Second, media interactions. Media is among the major factors that help voters form their opinion and affects voter’s perception of the leaders and political parties. According to the analysis, an incumbent’s chances of re-election increase by 28 percent if it enjoys more social media interest than the rival parties. The interactions on media are of high significance because it provides voters with the facts and figures that can help them to make informed choices.
Nowadays, apart from traditional sources of media, social media platforms are being leveraged by the political parties to interact with voters. Citizens also use social media platforms such as Twitter and Facebook to participate in political discussions and communicate with leaders. The right use of social media can help political parties swing public opinion in their favour.
Although all the parties upped their social media game compared to the Gujarat elections, data shows that 51 percent of the tweets were in favour of BJP. The Google trends data also shows that the interest was in favour of BJP and not the incumbent.

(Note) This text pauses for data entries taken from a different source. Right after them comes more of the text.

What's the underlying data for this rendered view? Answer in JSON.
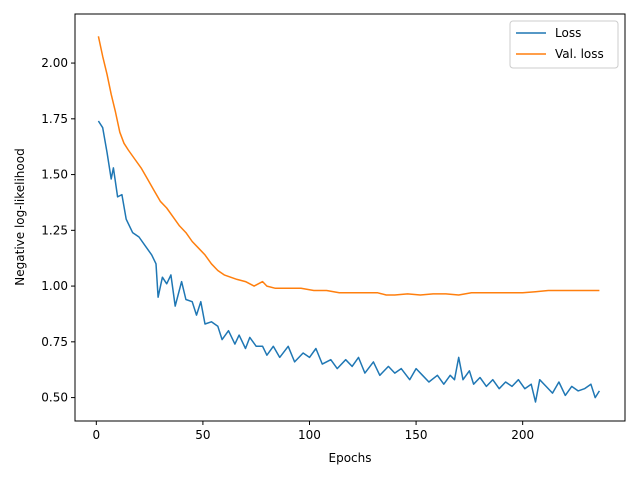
{
  "chart_data": {
    "type": "line",
    "title": "",
    "xlabel": "Epochs",
    "ylabel": "Negative log-likelihood",
    "xlim": [
      -10,
      248
    ],
    "ylim": [
      0.395,
      2.22
    ],
    "xticks": [
      0,
      50,
      100,
      150,
      200
    ],
    "xtick_labels": [
      "0",
      "50",
      "100",
      "150",
      "200"
    ],
    "yticks": [
      0.5,
      0.75,
      1.0,
      1.25,
      1.5,
      1.75,
      2.0
    ],
    "ytick_labels": [
      "0.50",
      "0.75",
      "1.00",
      "1.25",
      "1.50",
      "1.75",
      "2.00"
    ],
    "grid": false,
    "legend_position": "top-right",
    "series": [
      {
        "name": "Loss",
        "color": "#1f77b4",
        "points": [
          [
            1,
            1.74
          ],
          [
            3,
            1.71
          ],
          [
            5,
            1.6
          ],
          [
            7,
            1.48
          ],
          [
            8,
            1.53
          ],
          [
            10,
            1.4
          ],
          [
            12,
            1.41
          ],
          [
            14,
            1.3
          ],
          [
            17,
            1.24
          ],
          [
            20,
            1.22
          ],
          [
            23,
            1.18
          ],
          [
            26,
            1.14
          ],
          [
            28,
            1.1
          ],
          [
            29,
            0.95
          ],
          [
            31,
            1.04
          ],
          [
            33,
            1.01
          ],
          [
            35,
            1.05
          ],
          [
            37,
            0.91
          ],
          [
            40,
            1.02
          ],
          [
            42,
            0.94
          ],
          [
            45,
            0.93
          ],
          [
            47,
            0.87
          ],
          [
            49,
            0.93
          ],
          [
            51,
            0.83
          ],
          [
            54,
            0.84
          ],
          [
            57,
            0.82
          ],
          [
            59,
            0.76
          ],
          [
            62,
            0.8
          ],
          [
            65,
            0.74
          ],
          [
            67,
            0.78
          ],
          [
            70,
            0.72
          ],
          [
            72,
            0.77
          ],
          [
            75,
            0.73
          ],
          [
            78,
            0.73
          ],
          [
            80,
            0.69
          ],
          [
            83,
            0.73
          ],
          [
            86,
            0.68
          ],
          [
            90,
            0.73
          ],
          [
            93,
            0.66
          ],
          [
            97,
            0.7
          ],
          [
            100,
            0.68
          ],
          [
            103,
            0.72
          ],
          [
            106,
            0.65
          ],
          [
            110,
            0.67
          ],
          [
            113,
            0.63
          ],
          [
            117,
            0.67
          ],
          [
            120,
            0.64
          ],
          [
            123,
            0.68
          ],
          [
            126,
            0.61
          ],
          [
            130,
            0.66
          ],
          [
            133,
            0.6
          ],
          [
            137,
            0.64
          ],
          [
            140,
            0.61
          ],
          [
            143,
            0.63
          ],
          [
            147,
            0.58
          ],
          [
            150,
            0.63
          ],
          [
            153,
            0.6
          ],
          [
            156,
            0.57
          ],
          [
            160,
            0.6
          ],
          [
            163,
            0.56
          ],
          [
            166,
            0.6
          ],
          [
            168,
            0.58
          ],
          [
            170,
            0.68
          ],
          [
            172,
            0.58
          ],
          [
            175,
            0.62
          ],
          [
            177,
            0.56
          ],
          [
            180,
            0.59
          ],
          [
            183,
            0.55
          ],
          [
            186,
            0.58
          ],
          [
            189,
            0.54
          ],
          [
            192,
            0.57
          ],
          [
            195,
            0.55
          ],
          [
            198,
            0.58
          ],
          [
            201,
            0.54
          ],
          [
            204,
            0.56
          ],
          [
            206,
            0.48
          ],
          [
            208,
            0.58
          ],
          [
            211,
            0.55
          ],
          [
            214,
            0.52
          ],
          [
            217,
            0.57
          ],
          [
            220,
            0.51
          ],
          [
            223,
            0.55
          ],
          [
            226,
            0.53
          ],
          [
            229,
            0.54
          ],
          [
            232,
            0.56
          ],
          [
            234,
            0.5
          ],
          [
            236,
            0.53
          ]
        ]
      },
      {
        "name": "Val. loss",
        "color": "#ff7f0e",
        "points": [
          [
            1,
            2.12
          ],
          [
            3,
            2.03
          ],
          [
            5,
            1.95
          ],
          [
            7,
            1.86
          ],
          [
            9,
            1.78
          ],
          [
            11,
            1.69
          ],
          [
            13,
            1.64
          ],
          [
            15,
            1.61
          ],
          [
            18,
            1.57
          ],
          [
            21,
            1.53
          ],
          [
            24,
            1.48
          ],
          [
            27,
            1.43
          ],
          [
            30,
            1.38
          ],
          [
            33,
            1.35
          ],
          [
            36,
            1.31
          ],
          [
            39,
            1.27
          ],
          [
            42,
            1.24
          ],
          [
            45,
            1.2
          ],
          [
            48,
            1.17
          ],
          [
            51,
            1.14
          ],
          [
            54,
            1.1
          ],
          [
            57,
            1.07
          ],
          [
            60,
            1.05
          ],
          [
            63,
            1.04
          ],
          [
            66,
            1.03
          ],
          [
            70,
            1.02
          ],
          [
            74,
            1.0
          ],
          [
            78,
            1.02
          ],
          [
            80,
            1.0
          ],
          [
            84,
            0.99
          ],
          [
            90,
            0.99
          ],
          [
            96,
            0.99
          ],
          [
            102,
            0.98
          ],
          [
            108,
            0.98
          ],
          [
            114,
            0.97
          ],
          [
            120,
            0.97
          ],
          [
            126,
            0.97
          ],
          [
            132,
            0.97
          ],
          [
            136,
            0.96
          ],
          [
            140,
            0.96
          ],
          [
            146,
            0.965
          ],
          [
            152,
            0.96
          ],
          [
            158,
            0.965
          ],
          [
            164,
            0.965
          ],
          [
            170,
            0.96
          ],
          [
            176,
            0.97
          ],
          [
            182,
            0.97
          ],
          [
            188,
            0.97
          ],
          [
            194,
            0.97
          ],
          [
            200,
            0.97
          ],
          [
            206,
            0.975
          ],
          [
            212,
            0.98
          ],
          [
            218,
            0.98
          ],
          [
            224,
            0.98
          ],
          [
            230,
            0.98
          ],
          [
            236,
            0.98
          ]
        ]
      }
    ]
  }
}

Third, confidence in the party. The analysis predicted that if the citizens trust the central government and the same party rules the state then the chances of an incumbent getting re-elected increase by 9 percent. The BJP banked on Prime Minister Narendra Modi’s popularity to attract voters in Karnataka. Modi is known for connecting with the voters, and therefore he enjoys overwhelming support from the citizens. Congress President Rahul Gandhi has still not been able to build that trust in the minds of voters, and this drives down the confidence that party has in the party.
All these factors together worked in favour of BJP. The lesson in the run-up to other state elections is that parties should bank on the social issues that people face and leverage traditional and modern media platforms to garner interest in their favour.